Pending home sales remained roughly unchanged in June, standing at a seasonally adjusted annual rate of 111, up 0.2% month-over-month and up 1% year-over-year, according to a Wednesday release from the National Association of Realtors (NAR).

June’s result is the second highest score in the past 12 months, but still falls four points lower than the highest reading of 115 this past April, a sign of cooling after the end of spring selling season. The pending home sales index, based on signed real estate contracts for existing single-family homes, is a key tool to measure the housing contract activity and to predict future existing home sales in one or two months ahead.
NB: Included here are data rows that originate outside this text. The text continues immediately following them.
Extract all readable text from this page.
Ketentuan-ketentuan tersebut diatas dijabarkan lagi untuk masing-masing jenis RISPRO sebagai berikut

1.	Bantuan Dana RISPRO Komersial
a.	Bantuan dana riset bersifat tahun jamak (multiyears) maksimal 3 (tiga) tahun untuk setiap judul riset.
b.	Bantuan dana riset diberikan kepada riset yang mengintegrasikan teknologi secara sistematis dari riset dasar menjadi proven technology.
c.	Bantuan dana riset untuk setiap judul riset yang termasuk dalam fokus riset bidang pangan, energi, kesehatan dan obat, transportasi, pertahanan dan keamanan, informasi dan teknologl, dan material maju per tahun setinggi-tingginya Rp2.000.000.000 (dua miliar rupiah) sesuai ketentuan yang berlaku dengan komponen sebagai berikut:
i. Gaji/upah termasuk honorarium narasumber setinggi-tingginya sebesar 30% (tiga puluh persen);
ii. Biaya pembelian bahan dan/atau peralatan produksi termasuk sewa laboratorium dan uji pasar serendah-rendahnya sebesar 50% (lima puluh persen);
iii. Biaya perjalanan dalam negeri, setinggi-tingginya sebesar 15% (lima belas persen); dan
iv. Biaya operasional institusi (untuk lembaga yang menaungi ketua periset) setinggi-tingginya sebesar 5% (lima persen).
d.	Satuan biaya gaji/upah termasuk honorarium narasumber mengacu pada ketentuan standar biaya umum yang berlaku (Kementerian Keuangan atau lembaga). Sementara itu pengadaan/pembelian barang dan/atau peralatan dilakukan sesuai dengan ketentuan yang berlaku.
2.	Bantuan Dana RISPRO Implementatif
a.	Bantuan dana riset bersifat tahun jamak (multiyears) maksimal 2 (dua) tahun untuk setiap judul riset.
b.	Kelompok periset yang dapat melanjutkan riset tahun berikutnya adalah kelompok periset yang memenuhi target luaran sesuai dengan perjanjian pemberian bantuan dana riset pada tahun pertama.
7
“With only the Northeast region having an adequate supply of homes for sale, the reoccurring dilemma of strained supply causing a run-up in home prices continues to play out in several markets, leading to the last two months reflecting a slight, early summer cooldown after a very active spring,” said NAR chief economist Lawrence Yun in a statement.

June's result is mostly driven up by the noticeable gain posted in the Northeast, which saw a 3.2% month-over-month and 1.7% year-over-year increase in pending home sales. Followed behind is the Midwest region, up 0.8% growth month-over-month and up 1.6% year-over-year. Pending home sales went down -0.6% in the South and down -1.3% in the West respectively in the month ended in June.

Mortgage rates lingered near all-time lows through most of the month, but Yun warns that customers are finding it hard to take advantage of rates, largely because of restricted housing inventory.

“Unfortunately for prospective buyers trying to take advantage of exceptionally low mortgage rates, housing inventory at the end of last month was down almost 6 percent from a year ago, and home prices are showing little evidence of slowing to a healthier pace that more closely mirrors wage and income growth.” Yun said. “Until inventory conditions markedly improve, far too many prospective buyers are likely to run into situations of either being priced out of the market or outbid on the very few properties available for sale."

Judging from the current pace, Yun expected this year's existing sales to easily surpass last year and snag the highest annual pace since 2006 to 5,44 million, a 3.6% rise from 2015. The national median price for existing homes, meanwhile, would be likely to grow at a steady pace of 4%.